Cet état est dans l'ordre des lois de Dieu et de la société. Il n'y en a point qui convienne autant aux besoins des deux sexes, qui soit aussi propre à les rendre meilleurs, et je crois fermement que, s'ils y entraient dans les conditions qu'il exige, ils y trouveraient les douceurs d'une tendre amitié, les plaisirs épurés des sens et de la raison; en un mot, tous les agréments qui peuvent embellir l'existence.
«Le mariage, dit Rœderer, ce lien sacré qui forme une unité forte et parfaite de deux existences incomplètes, rend communs à toutes deux les avantages propres à chacune, fait jouir chaque époux des dons différents que les deux sexes ont reçus de la nature, communique à l'un la force, à l'autre la douceur, à l'un la justice de l'esprit, à l'autre la sagacité, ajoute à la conscience de chacun d'eux celle de l'autre; double la force intellectuelle et l'énergie morale de tous deux, et enfin assure aux fruits de leur union un constant accord, une vive émulation de soins, une tradition fidèle des intérêts, des principes, des mœurs, auxquels le bonheur est attaché.

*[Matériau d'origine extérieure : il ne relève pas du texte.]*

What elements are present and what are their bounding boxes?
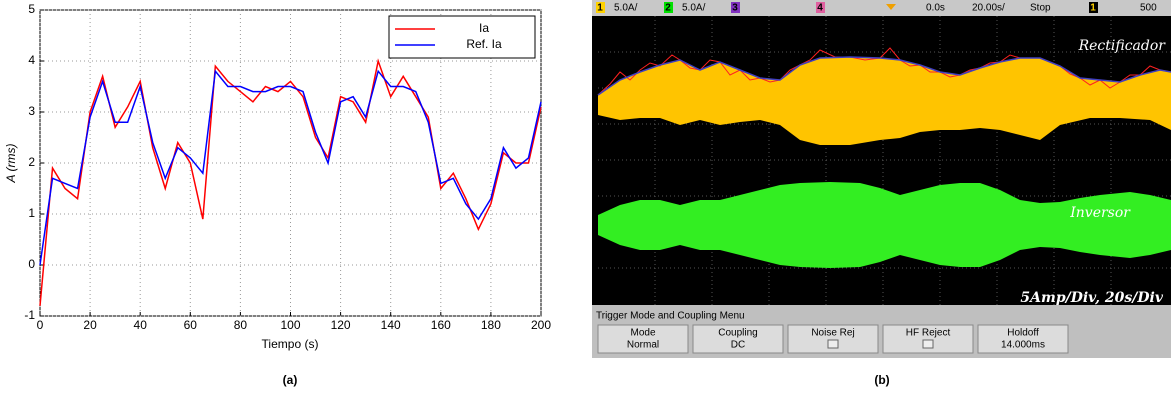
scale-label: 5Amp/Div, 20s/Div — [1020, 290, 1163, 306]
legend-label: Ref. Ia — [466, 37, 502, 51]
trigger-channel: 1 — [1090, 3, 1096, 14]
channel-number: 3 — [732, 3, 738, 14]
y-tick-label: 2 — [28, 155, 35, 169]
figure: 020406080100120140160180200-1012345IaRef… — [0, 0, 1171, 392]
x-tick-label: 140 — [381, 318, 401, 332]
y-tick-label: 4 — [28, 53, 35, 67]
y-tick-label: 3 — [28, 104, 35, 118]
x-tick-label: 100 — [280, 318, 300, 332]
button-label: HF Reject — [906, 328, 951, 339]
x-tick-label: 120 — [331, 318, 351, 332]
caption: (a) — [283, 373, 298, 387]
run-state: Stop — [1030, 3, 1051, 14]
button-label: Coupling — [718, 328, 757, 339]
channel-scale: 5.0A/ — [682, 3, 706, 14]
x-tick-label: 40 — [134, 318, 148, 332]
legend-label: Ia — [479, 21, 489, 35]
x-tick-label: 80 — [234, 318, 248, 332]
channel-scale: 5.0A/ — [614, 3, 638, 14]
timebase: 20.00s/ — [972, 3, 1005, 14]
channel-number: 1 — [597, 3, 603, 14]
button-checkbox — [828, 340, 838, 348]
caption: (b) — [874, 373, 889, 387]
button-value: DC — [731, 340, 745, 351]
trace-label: Inversor — [1069, 205, 1131, 221]
button-label: Holdoff — [1007, 328, 1039, 339]
button-value: 14.000ms — [1001, 340, 1045, 351]
button-label: Noise Rej — [811, 328, 854, 339]
button-label: Mode — [630, 328, 655, 339]
channel-number: 4 — [817, 3, 823, 14]
y-tick-label: -1 — [24, 308, 35, 322]
scope-header — [592, 0, 1171, 16]
x-tick-label: 60 — [184, 318, 198, 332]
x-tick-label: 0 — [37, 318, 44, 332]
y-axis-label: A (rms) — [4, 144, 18, 184]
y-tick-label: 5 — [28, 2, 35, 16]
x-tick-label: 20 — [83, 318, 97, 332]
trigger-level: 500 — [1140, 3, 1157, 14]
delay: 0.0s — [926, 3, 945, 14]
x-axis-label: Tiempo (s) — [262, 337, 319, 351]
scope-screenshot: 1 5.0A/ 2 5.0A/ 3 4 0.0s 20.00s/ Stop 1 … — [592, 0, 1171, 358]
x-tick-label: 160 — [431, 318, 451, 332]
y-tick-label: 1 — [28, 206, 35, 220]
x-tick-label: 180 — [481, 318, 501, 332]
button-value: Normal — [627, 340, 659, 351]
legend — [389, 16, 535, 58]
y-tick-label: 0 — [28, 257, 35, 271]
trace-label: Rectificador — [1078, 38, 1167, 54]
button-checkbox — [923, 340, 933, 348]
menu-title: Trigger Mode and Coupling Menu — [596, 311, 745, 322]
channel-number: 2 — [665, 3, 671, 14]
x-tick-label: 200 — [531, 318, 551, 332]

Cette institution est le principe de la supériorité de notre civilisation actuelle sur celle de l'antiquité; c'est la plus importante amélioration qu'ait reçue l'espèce humaine, le plus beau présent que la religion chrétienne ait fait aux sociétés modernes, son titre le plus évident et le plus incontestable à leur reconnaissance et à leurs respects.»
Le mariage est le plus grand des biens ou des maux.
Voltaire, dans l'Enfant prodigue, acte II, scène I, a développé ce proverbe dont on exprime aussi l'idée de cette autre manière: Le mariage est ce qu'il y a de meilleur et de pire, formule calquée sur celle dont Ésope se servit pour marquer les avantages et les malheurs que la langue peut produire.
Voici les vers de Voltaire:
A mon avis, l'hymen et ses liens
Sont les plus grands ou des maux ou des biens.